By National Gardening Association Editors, June 23, 2008

An easy-to-grow perennial, geranium is often used in borders, rock gardens, and as a ground cover. Another common name is cranesbill.

About This Plant

Geranium is a diverse group containing types that grow in a range of conditions, from full sun to shade. Flower colors include pink, blue, white, and purple. Most geraniums blooms in midsummer, although some species will bloom in spring and fall. Plants grow 6 inches to 4 feet tall, depending on the variety.
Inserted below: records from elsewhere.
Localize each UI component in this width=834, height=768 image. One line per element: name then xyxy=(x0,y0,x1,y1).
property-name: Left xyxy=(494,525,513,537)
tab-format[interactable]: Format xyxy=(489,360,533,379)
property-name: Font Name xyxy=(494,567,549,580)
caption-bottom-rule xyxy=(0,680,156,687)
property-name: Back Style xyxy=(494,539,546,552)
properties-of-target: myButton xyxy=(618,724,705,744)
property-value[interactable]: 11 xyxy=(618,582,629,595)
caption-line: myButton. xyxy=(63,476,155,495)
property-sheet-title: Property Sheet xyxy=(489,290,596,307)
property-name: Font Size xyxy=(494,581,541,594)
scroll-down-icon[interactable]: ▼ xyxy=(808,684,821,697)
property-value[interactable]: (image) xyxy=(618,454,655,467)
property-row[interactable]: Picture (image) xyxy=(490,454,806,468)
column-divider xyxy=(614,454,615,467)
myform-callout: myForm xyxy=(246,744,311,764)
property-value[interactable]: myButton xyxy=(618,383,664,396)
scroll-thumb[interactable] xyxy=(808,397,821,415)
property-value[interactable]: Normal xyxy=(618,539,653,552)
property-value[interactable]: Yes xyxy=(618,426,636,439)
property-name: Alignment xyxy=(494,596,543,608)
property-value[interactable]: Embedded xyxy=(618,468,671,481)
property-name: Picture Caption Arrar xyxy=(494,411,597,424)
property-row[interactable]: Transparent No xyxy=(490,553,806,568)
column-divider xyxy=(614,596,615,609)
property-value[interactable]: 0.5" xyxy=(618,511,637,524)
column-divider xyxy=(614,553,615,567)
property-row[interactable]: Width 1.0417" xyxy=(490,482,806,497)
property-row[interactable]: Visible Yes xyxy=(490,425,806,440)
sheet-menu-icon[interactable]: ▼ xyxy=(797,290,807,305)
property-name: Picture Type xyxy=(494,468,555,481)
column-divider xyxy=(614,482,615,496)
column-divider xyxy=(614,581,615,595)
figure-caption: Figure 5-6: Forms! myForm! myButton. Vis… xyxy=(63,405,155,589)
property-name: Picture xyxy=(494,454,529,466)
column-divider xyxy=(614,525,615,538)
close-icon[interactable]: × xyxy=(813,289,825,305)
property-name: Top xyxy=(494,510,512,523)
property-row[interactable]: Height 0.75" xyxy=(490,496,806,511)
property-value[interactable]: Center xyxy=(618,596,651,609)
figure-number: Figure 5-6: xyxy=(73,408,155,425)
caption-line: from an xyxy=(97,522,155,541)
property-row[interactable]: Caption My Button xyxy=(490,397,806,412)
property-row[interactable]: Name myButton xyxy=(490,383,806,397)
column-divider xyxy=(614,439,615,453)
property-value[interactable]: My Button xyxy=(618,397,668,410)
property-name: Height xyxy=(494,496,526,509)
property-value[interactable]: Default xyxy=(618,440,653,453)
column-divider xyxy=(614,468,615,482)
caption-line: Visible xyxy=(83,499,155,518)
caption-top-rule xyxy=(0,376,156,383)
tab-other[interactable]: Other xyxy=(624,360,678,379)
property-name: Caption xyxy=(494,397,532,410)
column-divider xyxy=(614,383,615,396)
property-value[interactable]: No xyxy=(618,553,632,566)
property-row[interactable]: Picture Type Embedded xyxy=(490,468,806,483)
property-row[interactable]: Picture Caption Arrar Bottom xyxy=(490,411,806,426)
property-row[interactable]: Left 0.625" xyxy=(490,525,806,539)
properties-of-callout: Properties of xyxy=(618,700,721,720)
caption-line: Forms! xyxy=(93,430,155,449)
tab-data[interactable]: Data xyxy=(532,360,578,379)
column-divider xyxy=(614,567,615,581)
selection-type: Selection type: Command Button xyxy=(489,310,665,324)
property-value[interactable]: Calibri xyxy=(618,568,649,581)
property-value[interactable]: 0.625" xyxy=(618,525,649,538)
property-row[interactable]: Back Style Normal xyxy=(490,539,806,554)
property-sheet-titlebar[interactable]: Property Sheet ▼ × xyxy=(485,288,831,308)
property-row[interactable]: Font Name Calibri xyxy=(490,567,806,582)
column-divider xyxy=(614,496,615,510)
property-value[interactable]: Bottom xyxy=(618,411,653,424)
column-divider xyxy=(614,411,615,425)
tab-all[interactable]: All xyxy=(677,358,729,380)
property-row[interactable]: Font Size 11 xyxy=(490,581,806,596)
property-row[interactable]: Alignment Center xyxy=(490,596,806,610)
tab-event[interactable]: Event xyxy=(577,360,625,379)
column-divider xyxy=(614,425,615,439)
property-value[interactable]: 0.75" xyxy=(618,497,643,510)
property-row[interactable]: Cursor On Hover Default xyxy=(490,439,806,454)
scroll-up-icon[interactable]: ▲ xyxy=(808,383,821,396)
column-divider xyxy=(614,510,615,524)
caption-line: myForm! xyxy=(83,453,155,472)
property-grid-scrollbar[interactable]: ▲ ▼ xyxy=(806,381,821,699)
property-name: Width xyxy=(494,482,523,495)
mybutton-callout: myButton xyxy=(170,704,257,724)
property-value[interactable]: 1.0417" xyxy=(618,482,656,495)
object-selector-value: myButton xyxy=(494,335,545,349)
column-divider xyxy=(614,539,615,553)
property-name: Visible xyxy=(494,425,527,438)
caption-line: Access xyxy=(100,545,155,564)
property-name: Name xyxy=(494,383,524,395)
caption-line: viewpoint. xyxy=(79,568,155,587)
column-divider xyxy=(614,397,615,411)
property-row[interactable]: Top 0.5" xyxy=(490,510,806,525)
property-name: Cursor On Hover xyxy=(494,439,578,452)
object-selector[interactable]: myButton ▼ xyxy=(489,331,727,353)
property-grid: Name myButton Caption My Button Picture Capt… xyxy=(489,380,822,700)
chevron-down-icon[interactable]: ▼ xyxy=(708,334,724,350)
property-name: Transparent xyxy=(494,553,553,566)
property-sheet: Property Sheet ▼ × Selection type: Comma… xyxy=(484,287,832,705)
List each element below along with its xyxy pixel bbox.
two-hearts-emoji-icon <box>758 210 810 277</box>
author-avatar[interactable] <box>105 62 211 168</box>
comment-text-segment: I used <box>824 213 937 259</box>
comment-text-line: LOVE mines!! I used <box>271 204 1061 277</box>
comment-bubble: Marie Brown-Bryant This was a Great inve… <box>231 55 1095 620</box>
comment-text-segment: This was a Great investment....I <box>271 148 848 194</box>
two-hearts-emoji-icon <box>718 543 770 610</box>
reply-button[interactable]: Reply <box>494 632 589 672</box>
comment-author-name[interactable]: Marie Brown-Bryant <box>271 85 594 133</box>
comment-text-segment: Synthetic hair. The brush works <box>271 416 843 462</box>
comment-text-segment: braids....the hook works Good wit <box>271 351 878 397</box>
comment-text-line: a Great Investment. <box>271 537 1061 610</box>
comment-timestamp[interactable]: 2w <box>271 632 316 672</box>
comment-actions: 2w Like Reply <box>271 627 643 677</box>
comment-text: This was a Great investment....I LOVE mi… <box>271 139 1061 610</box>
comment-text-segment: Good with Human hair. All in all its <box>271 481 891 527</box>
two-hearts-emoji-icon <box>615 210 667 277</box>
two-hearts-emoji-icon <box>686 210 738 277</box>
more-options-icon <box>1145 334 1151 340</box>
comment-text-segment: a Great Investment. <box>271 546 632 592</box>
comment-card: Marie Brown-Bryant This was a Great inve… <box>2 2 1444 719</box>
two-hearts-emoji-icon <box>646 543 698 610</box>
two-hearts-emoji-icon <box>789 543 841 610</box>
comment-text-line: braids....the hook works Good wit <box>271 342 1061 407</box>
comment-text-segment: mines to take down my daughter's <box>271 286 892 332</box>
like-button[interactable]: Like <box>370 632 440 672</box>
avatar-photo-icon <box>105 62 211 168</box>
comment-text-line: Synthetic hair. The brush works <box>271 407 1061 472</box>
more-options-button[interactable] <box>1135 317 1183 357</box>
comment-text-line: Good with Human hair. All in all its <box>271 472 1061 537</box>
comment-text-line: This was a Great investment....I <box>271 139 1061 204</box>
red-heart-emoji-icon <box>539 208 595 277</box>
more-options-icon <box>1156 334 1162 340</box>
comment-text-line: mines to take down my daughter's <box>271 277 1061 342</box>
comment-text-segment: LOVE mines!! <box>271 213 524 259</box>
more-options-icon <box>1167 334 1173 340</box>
These true geraniums are not the annual flowers commonly grown in windowboxes, which are more properly referred to by their botanical name, Pelargonium.

Special Features

Easy care/low maintenance
Multiplies readily
Deer resistant

Site Selection

Select a site with full sun to light shade and well-drained soil. In hot climates, choosing a site with moist soil and afternoon shade will improve vigor and prolong bloom.

Planting Instructions

Plant in spring, spacing plants 6 inches to 2 feet apart, depending on the variety. Prepare the garden bed by using a garden fork or tiller to loosen the soil to a depth of 12 to 15 inches, then mix in a 2- to 4-inch layer of compost. Dig a hole twice the diameter of the pot the plant is in. Carefully remove the plant from its container and place it in the hole so the top of the root ball is level with the soil surface. Carefully fill in around the root ball and firm the soil gently. Water thoroughly.


Apply a thin layer of compost each spring, followed by a 2-inch layer of mulch to retain moisture and control weeds. Water plants during the summer if rainfall is less than 1 inch per week. Cut back the plant after flowering to stimulate new growth and reblooming. Divide plants every 3 to 4 years as new growth begins in the spring, lifting plants and dividing them into clumps.